Para a revista Tema, do Serpro

Pedro Antonio Dourado de Rezende *
Thiago Tavares Nunes de Oliveira **
Dezembro de 2006




Uma das mais significativas mudanças estruturais na área das TIC, ocorrida a partir do início da década de 80, avançou a ponto de tornar obsoleto seu principal instrumento. Essa mudança emancipou a produção e comércio de software, em re­lação ao de hardware, e seu principal instrumento foi a opção, no mercado emancipante, de tratar sua matéria prima – código fonte – como um bem rival, a exemplo de commodities materiais como o hardware e o aço.

Tal opção se materializou num determinado modelo para licenças de uso, os bens para consumo final negociados nesse mercado. Para distinguir as licenças que seguem esse modelo, das que seguem outros na escalada evolutiva das TIC, e na falta de adjetivo melhor, aquelas são hoje chamadas de proprietárias, bem como o software cujo uso licenciam. Mas o que significa chamar tais licenças e softwares de “proprietários”, ou compará-los com alternativas? Significa, cada vez mais, entender esse processo evolutivo e seus desdobramentos jurídicos.

 Naquela mudança, em­preendimentos de produção e distribuição de software optaram por ancorar sua lógica produtiva e negocial no controle do código fonte, expressão na qual pro­gramas de computador são originalmente criados. A lógica dessa opção é simples. A partir do código fonte, cópias em código executável são produzidas, por tradução automatizada, para funcionarem em plataformas específicas. Por isso, a tutela do código fonte se torna, feita a opção, condição necessária para o controle da evolução do software-produto.

Nesse modelo, a opção por tratá-lo como propriedade subentende que o código fonte de um software cumpre as funções de matriz produtiva e de segredo industrial, entendimento expresso em cláusulas restritivas nas licenças de uso do software-produto. Donde o termo proprietário. Ocorre que, nos anos seguintes, enquanto percolava até os processos normativos, refletindo-se como “realidade fática” na elaboração de leis e tratados para ordenamento e segurança jurídicas do mercado de software, esse entendimento era, doutro lado, testado por pressões evolutivas no desenvolvimento das TIC, que tende a favorecer, como toda evolução, opões, arranjos e soluções mais eficientes.

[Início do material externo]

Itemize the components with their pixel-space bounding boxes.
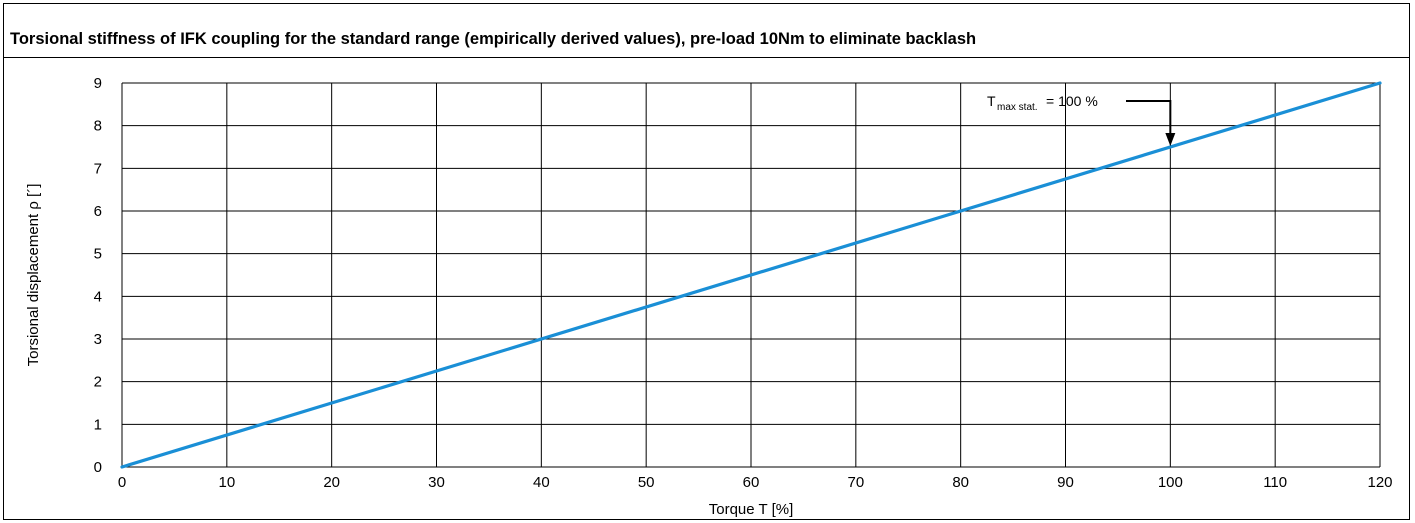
y-tick-label: 2 bbox=[94, 374, 102, 391]
grid bbox=[121, 82, 1381, 468]
x-tick-label: 80 bbox=[952, 474, 969, 491]
y-tick-label: 4 bbox=[94, 288, 102, 305]
y-tick-label: 0 bbox=[94, 459, 102, 476]
x-tick-label: 70 bbox=[847, 474, 864, 491]
annotation-subscript: max stat. bbox=[997, 102, 1038, 113]
y-tick-label: 1 bbox=[94, 416, 102, 433]
x-tick-label: 10 bbox=[218, 474, 235, 491]
chart-title: Torsional stiffness of IFK coupling for … bbox=[10, 30, 977, 48]
x-tick-label: 60 bbox=[743, 474, 760, 491]
x-tick-label: 90 bbox=[1057, 474, 1074, 491]
y-axis-label: Torsional displacement ρ [´] bbox=[25, 184, 42, 367]
annotation-value: = 100 % bbox=[1046, 93, 1098, 109]
y-tick-label: 3 bbox=[94, 331, 102, 348]
y-tick-label: 7 bbox=[94, 160, 102, 177]
x-tick-label: 110 bbox=[1263, 474, 1287, 491]
x-tick-labels: 0 10 20 30 40 50 60 70 80 90 100 110 120 bbox=[118, 474, 1393, 491]
y-tick-label: 9 bbox=[94, 75, 102, 92]
x-tick-label: 100 bbox=[1158, 474, 1183, 491]
annotation-text: T bbox=[987, 93, 996, 109]
y-tick-label: 8 bbox=[94, 118, 102, 135]
annotation-leader bbox=[1126, 100, 1172, 135]
x-tick-label: 0 bbox=[118, 474, 126, 491]
x-tick-label: 40 bbox=[533, 474, 550, 491]
x-axis-label: Torque T [%] bbox=[709, 501, 794, 518]
y-tick-label: 5 bbox=[94, 246, 102, 263]
y-tick-labels: 0 1 2 3 4 5 6 7 8 9 bbox=[94, 75, 102, 476]
title-bar: Torsional stiffness of IFK coupling for … bbox=[4, 4, 1409, 58]
x-tick-label: 120 bbox=[1367, 474, 1392, 491]
chart-frame: Torsional stiffness of IFK coupling for … bbox=[3, 3, 1410, 520]
x-tick-label: 20 bbox=[323, 474, 340, 491]
x-tick-label: 50 bbox=[638, 474, 655, 491]
x-tick-label: 30 bbox=[428, 474, 445, 491]
y-tick-label: 6 bbox=[94, 203, 102, 220]
series-group bbox=[120, 81, 1382, 469]
annotation-arrowhead bbox=[1165, 133, 1176, 146]
series-line bbox=[120, 81, 1382, 469]
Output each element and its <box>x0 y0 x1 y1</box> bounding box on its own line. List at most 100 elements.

O regime proprietário seguiu, naturalmente, a lógica econômica. Como o custo marginal de se produzir cópia de um software-produto é, na prática, nulo, pois se trata de bem simbólico (formado por uma sequência de símbolos), o controle da demanda por um produto se torna a chave do sucesso para seu produtor. E como um software-produto é, do ponto de vista semiológico, um bem anti-rival, pois seu valor de uso cresce com sua disseminação (qual o valor de um editor de textos cujos arquivos só a instalação original é capaz de ler?), a batalha pelo controle da demanda se trava no campo dos padrões técnicos, “de mercado”.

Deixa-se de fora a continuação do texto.